À medida que o Bitcoin continua a ganhar adoção institucional em 2025, o seu consumo de energia e impacto ambiental voltaram a ser temas de debate público. O investigador de ESG e desenvolvimento sustentável, Daniel Batten, aponta que muitas críticas ao Bitcoin relacionadas com o consumo de energia não se baseiam em dados, mas sim em mal-entendidos sobre os mecanismos tecnológicos. Ele resume nove mitos comuns sobre a questão energética do Bitcoin e os refuta um a um com dados do mundo real.
Primeiramente, a afirmação de que “as transações de Bitcoin consomem muita energia, recursos hídricos e geram lixo eletrônico” não é verdadeira. Diversos estudos revisados por pares demonstram que o consumo de energia do Bitcoin não está relacionado com o volume de transações, o que significa que a escala da rede pode expandir-se sem aumentar proporcionalmente o consumo energético. Esta conclusão difere completamente do modelo de expansão linear dos sistemas de pagamento tradicionais.
Em segundo lugar, a alegação de que a mineração de Bitcoin “desestabiliza a rede elétrica” também é um equívoco. Na realidade, a mineração, como carga interrompível, consegue absorver energia excedente durante períodos de sobra de eletricidade e sair rapidamente em momentos de pico de demanda, contribuindo para a estabilidade de redes alimentadas principalmente por energias renováveis, como o Texas, EUA.
O terceiro mito comum é que os mineiros de Bitcoin aumentam as tarifas de eletricidade para os usuários comuns. Batten destaca que atualmente não há dados confiáveis ou estudos que apoiem essa conclusão; pelo contrário, há casos em que a demanda de mineração fornece um “comprador final” estável para projetos de energia, ajudando a diluir o custo total de eletricidade.
Além disso, comparar diretamente o consumo de energia do Bitcoin com certos países é, por si só, uma prática enganosa. Segundo o IPCC, o impacto climático não depende apenas do total de energia usada, mas da transição da matriz energética para fontes de baixo carbono e renováveis. A mineração de Bitcoin, por si só, não gera emissões diretas; sua pegada de carbono depende principalmente da origem da eletricidade utilizada.

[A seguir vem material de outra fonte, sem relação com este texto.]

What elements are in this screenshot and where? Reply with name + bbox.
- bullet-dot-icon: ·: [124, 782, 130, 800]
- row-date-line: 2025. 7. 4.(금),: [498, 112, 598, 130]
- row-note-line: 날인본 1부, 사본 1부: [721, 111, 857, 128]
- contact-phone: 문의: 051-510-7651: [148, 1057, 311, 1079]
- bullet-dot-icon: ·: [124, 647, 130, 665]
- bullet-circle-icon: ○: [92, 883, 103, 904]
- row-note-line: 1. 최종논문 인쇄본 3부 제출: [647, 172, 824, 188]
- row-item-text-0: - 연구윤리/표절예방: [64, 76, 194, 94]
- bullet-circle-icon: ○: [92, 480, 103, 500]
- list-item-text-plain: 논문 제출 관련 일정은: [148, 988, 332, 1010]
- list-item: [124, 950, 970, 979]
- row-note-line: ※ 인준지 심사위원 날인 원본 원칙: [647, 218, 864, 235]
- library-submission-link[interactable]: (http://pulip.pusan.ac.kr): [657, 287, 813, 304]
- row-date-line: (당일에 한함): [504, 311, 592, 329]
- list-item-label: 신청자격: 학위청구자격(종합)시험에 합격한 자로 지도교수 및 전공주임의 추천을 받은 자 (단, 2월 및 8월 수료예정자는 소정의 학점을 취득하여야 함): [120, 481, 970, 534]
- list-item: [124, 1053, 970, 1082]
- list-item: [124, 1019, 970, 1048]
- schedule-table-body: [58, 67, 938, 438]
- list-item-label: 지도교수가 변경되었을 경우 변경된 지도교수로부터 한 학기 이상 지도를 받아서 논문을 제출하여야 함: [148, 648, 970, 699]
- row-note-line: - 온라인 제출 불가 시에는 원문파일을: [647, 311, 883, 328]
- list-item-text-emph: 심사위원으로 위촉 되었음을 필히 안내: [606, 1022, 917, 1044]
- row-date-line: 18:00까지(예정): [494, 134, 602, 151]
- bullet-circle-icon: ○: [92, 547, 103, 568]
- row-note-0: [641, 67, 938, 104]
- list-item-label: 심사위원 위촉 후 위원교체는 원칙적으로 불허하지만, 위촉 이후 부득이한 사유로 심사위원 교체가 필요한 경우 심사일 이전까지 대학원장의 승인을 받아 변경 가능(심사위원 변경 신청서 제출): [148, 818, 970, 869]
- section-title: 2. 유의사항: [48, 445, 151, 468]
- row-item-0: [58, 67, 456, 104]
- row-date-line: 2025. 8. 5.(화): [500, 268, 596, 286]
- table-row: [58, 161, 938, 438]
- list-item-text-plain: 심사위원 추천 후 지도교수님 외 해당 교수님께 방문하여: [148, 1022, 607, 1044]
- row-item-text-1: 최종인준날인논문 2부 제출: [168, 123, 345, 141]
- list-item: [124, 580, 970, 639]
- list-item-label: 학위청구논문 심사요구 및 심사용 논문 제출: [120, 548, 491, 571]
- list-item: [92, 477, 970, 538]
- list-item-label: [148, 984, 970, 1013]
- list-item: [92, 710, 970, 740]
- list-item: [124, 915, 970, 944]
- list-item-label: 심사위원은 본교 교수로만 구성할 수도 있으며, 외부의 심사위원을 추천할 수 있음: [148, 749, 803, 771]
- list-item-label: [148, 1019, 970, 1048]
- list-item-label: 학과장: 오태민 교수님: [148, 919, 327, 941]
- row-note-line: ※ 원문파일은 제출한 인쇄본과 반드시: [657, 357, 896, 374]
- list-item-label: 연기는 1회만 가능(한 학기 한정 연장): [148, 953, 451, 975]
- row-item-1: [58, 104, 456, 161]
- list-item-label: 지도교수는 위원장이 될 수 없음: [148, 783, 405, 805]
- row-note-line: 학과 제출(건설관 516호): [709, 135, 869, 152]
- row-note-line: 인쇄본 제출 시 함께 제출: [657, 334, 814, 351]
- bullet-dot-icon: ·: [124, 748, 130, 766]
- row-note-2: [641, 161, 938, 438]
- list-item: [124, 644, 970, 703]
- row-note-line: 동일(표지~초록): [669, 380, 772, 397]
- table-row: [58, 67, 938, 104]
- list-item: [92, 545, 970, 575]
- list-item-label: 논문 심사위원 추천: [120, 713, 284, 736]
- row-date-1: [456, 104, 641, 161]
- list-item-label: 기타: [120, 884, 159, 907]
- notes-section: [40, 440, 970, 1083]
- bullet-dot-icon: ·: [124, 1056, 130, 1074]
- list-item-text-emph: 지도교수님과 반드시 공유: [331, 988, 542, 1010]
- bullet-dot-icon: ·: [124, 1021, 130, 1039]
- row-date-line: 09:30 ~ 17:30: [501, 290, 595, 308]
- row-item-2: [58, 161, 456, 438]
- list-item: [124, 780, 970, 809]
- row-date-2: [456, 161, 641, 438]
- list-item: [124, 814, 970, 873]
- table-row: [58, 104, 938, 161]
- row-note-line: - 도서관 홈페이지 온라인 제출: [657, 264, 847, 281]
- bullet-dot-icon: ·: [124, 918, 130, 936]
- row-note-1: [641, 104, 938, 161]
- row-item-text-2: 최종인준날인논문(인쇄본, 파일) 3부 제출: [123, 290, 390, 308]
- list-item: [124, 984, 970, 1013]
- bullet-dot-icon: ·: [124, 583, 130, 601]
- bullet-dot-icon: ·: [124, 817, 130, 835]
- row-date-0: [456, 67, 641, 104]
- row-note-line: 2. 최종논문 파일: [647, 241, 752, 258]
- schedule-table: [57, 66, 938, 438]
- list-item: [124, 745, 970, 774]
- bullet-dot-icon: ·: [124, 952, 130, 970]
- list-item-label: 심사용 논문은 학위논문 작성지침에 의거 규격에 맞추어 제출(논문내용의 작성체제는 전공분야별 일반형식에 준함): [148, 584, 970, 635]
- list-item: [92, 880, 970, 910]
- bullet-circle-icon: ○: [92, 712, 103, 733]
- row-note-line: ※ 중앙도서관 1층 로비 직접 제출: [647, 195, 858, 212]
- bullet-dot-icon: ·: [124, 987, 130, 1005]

No que diz respeito à sustentabilidade, Batten enfatiza que o Bitcoin é atualmente uma das poucas indústrias globais com dados de terceiros que comprovam uma taxa de uso de energia renovável superior a 50%. Em contraste, a ideia simplista de que a Prova de Participação (PoS) é necessariamente mais ecológica que a Prova de Trabalho (PoW) é uma confusão entre “consumo de energia” e “impacto ambiental”. A PoW possui vantagens únicas na redução de emissões de metano, na utilização de gases de queima e na viabilização econômica de energias renováveis.
Quanto à crítica de que a mineração de Bitcoin “desperdiça energia renovável”, os dados também mostram o oposto. A mineração consegue transformar energia eólica e solar que, de outro modo, seriam descartadas em valor econômico, além de promover o acesso a eletricidade estável em regiões remotas. Por exemplo, projetos na África já fornecem acesso a energias renováveis para dezenas de milhares de pessoas.
De modo geral, a controvérsia em torno do consumo de energia do Bitcoin decorre, em grande parte, de uma estrutura de conhecimento desatualizada. Com mais dados sendo divulgados e casos de uso concretizados, o papel real da mineração de Bitcoin na transição energética e no desenvolvimento sustentável está sendo reavaliado.